In the home, heating and cooking equipment that burn fuel can be sources of carbon monoxide.
A person can be poisoned by a small amount of CO over a long period of time or by a large amount of CO over a shorter amount of time.
CO alarms should be installed in a central location outside sleeping areas and on every level of the home and in other locations where required by laws and codes. Interconnect alarms, if possible, if one alarm sounds they all will. Make sure everyone in the home knows the sound the alarm makes.
Choose a CO alarm that is UL-listed.
Call your local fire department’s non-emergency number to find out what number to call if the CO alarm sounds.
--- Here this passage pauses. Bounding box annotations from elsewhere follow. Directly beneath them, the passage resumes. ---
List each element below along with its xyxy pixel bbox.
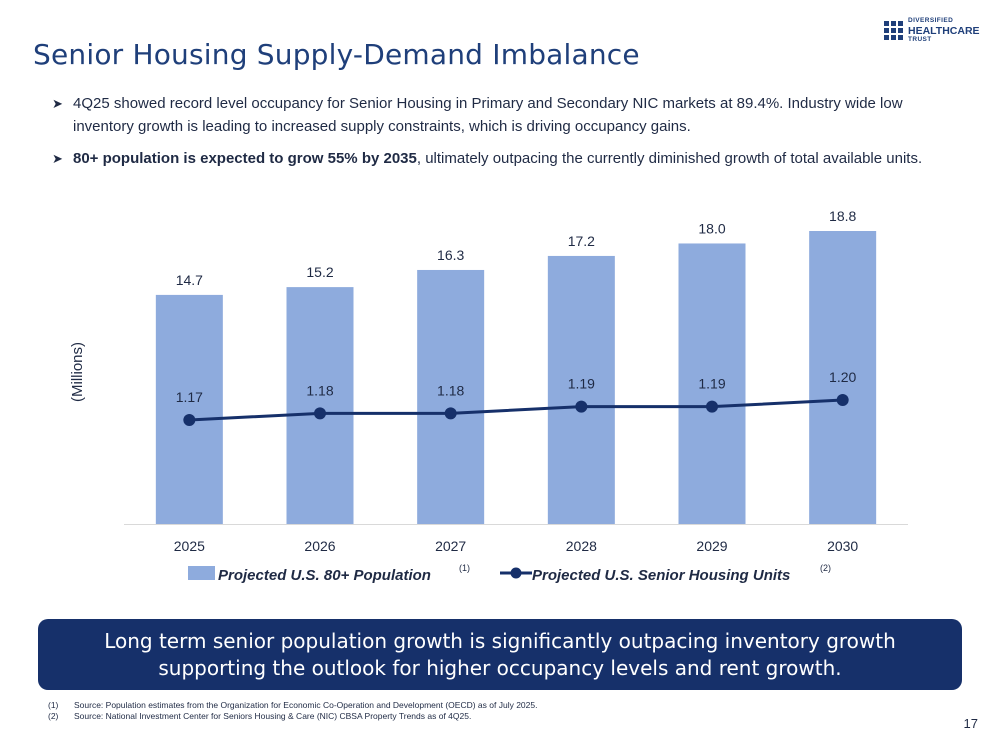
x-tick-label-2030: 2030 [827,538,858,554]
bar-2029 [678,243,746,524]
bar-label-2029: 18.0 [698,220,725,236]
y-axis-title: (Millions) [69,342,86,402]
arrow-bullet-icon: ➤ [52,96,63,111]
bar-label-2030: 18.8 [829,208,856,224]
footnote-item: (2) Source: National Investment Center fo… [48,711,472,721]
callout-text: Long term senior population growth is si… [104,628,896,680]
line-point-2026 [314,407,326,420]
bar-2030 [809,231,877,524]
legend-line-footnote: (2) [820,563,831,573]
x-tick-label-2025: 2025 [174,538,205,554]
bar-2028 [547,255,615,525]
line-label-2029: 1.19 [698,376,725,392]
bar-label-2027: 16.3 [437,247,464,263]
bullet-text: , ultimately outpacing the currently dim… [416,150,923,167]
bullet-text: 4Q25 showed record level occupancy for S… [73,95,903,135]
arrow-bullet-icon: ➤ [52,151,63,166]
line-point-2025 [183,414,196,426]
line-label-2027: 1.18 [437,382,464,398]
logo-line-2: HEALTHCARE [908,24,980,37]
legend-bar-label: Projected U.S. 80+ Population [218,567,431,584]
logo-line-1: DIVERSIFIED [908,17,954,24]
bar-label-2025: 14.7 [176,272,203,288]
legend-line-label: Projected U.S. Senior Housing Units [532,567,790,584]
bullet-list: ➤ 4Q25 showed record level occupancy for… [52,92,952,179]
line-label-2026: 1.18 [306,382,333,398]
bar-label-2028: 17.2 [568,233,595,249]
x-tick-label-2029: 2029 [696,538,727,554]
footnotes: (1) Source: Population estimates from the… [48,700,537,722]
bullet-item: ➤ 4Q25 showed record level occupancy for… [52,92,952,138]
footnote-item: (1) Source: Population estimates from the… [48,700,538,710]
logo-grid-icon [884,21,904,41]
bullet-bold-text: 80+ population is expected to grow 55% b… [73,150,417,167]
line-point-2029 [706,400,718,413]
logo-line-3: TRUST [908,36,932,43]
bar-2026 [286,287,354,524]
line-point-2028 [575,400,588,413]
line-senior-housing-units [189,398,843,422]
population-units-chart: 14.7 15.2 16.3 17.2 18.0 18.8 2025 2026 2027 2028… [69,208,908,584]
legend-bar-swatch [188,566,215,580]
x-tick-label-2026: 2026 [304,538,335,554]
line-label-2028: 1.19 [568,376,595,392]
x-tick-label-2027: 2027 [435,538,466,554]
line-point-2027 [444,407,457,420]
bar-2025 [155,294,223,524]
callout-box: Long term senior population growth is si… [38,619,962,690]
legend-line-marker [510,567,522,579]
page-title: Senior Housing Supply-Demand Imbalance [33,38,640,71]
page-number: 17 [963,716,978,731]
line-label-2030: 1.20 [829,369,856,385]
line-point-2030 [836,394,849,406]
bullet-item: ➤ 80+ population is expected to grow 55%… [52,147,952,170]
x-tick-label-2028: 2028 [566,538,597,554]
line-label-2025: 1.17 [176,389,203,405]
legend-bar-footnote: (1) [459,563,470,573]
bar-label-2026: 15.2 [306,264,333,280]
bar-2027 [417,269,485,524]
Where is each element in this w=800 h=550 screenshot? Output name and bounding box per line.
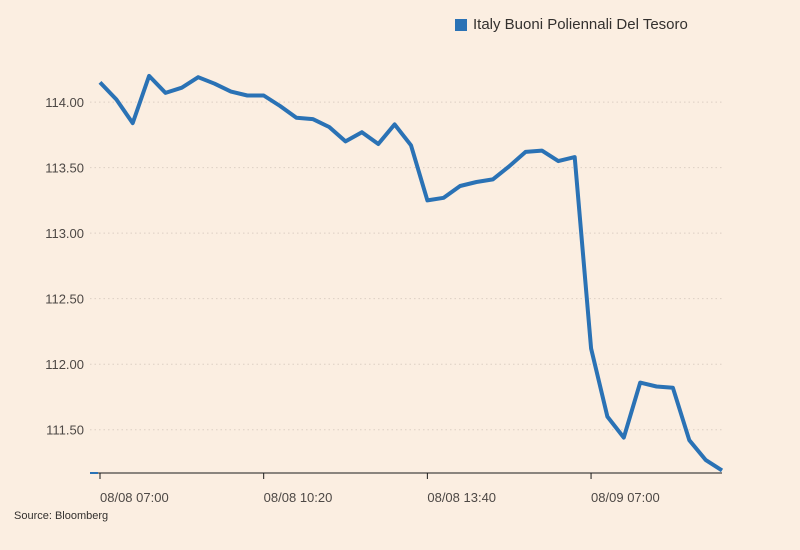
source-note: Source: Bloomberg	[14, 510, 109, 522]
x-axis-ticks: 08/08 07:00 08/08 10:20 08/08 13:40 08/09 0…	[99, 473, 660, 505]
gridlines	[90, 101, 722, 431]
x-tick-label: 08/09 07:00	[591, 490, 660, 505]
x-tick-label: 08/08 13:40	[427, 490, 496, 505]
x-tick-label: 08/08 10:20	[264, 490, 333, 505]
legend-label: Italy Buoni Poliennali Del Tesoro	[473, 16, 688, 33]
y-tick-label: 113.00	[45, 226, 84, 241]
y-axis-ticks: 111.50 112.00 112.50 113.00 113.50 114.00	[45, 95, 84, 438]
y-tick-label: 113.50	[45, 161, 84, 176]
x-tick-label: 08/08 07:00	[100, 490, 169, 505]
y-tick-label: 112.50	[45, 292, 84, 307]
series-line-italy-btp	[98, 73, 724, 473]
legend: Italy Buoni Poliennali Del Tesoro	[455, 16, 688, 33]
y-tick-label: 112.00	[45, 357, 84, 372]
y-tick-label: 111.50	[46, 423, 84, 438]
y-tick-label: 114.00	[45, 95, 84, 110]
legend-swatch	[455, 18, 467, 31]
If the audible trouble signal sounds, check for low batteries and replace. If it still sounds, call the fire department.
If you need to warm a vehicle, remove it from the garage immediately after starting it. Do not run a vehicle or other fueled engine indoors, even if garage doors are open. Make sure the exhaust pipe of a running vehicle is not covered with snow.
During and after a snowstorm, make sure vents for the dryer, furnace, stove, and fireplace are clear of snow build-up.
A generator should be used in a well-ventilated location outdoors away from windows, doors and vent openings.
Gas or charcoal grills can produce CO — only use outside.
Never use your oven to heat your home.
When using a fireplace, open the flue for adequate ventilation.
Have heating equipment and chimneys inspected by a professional every year.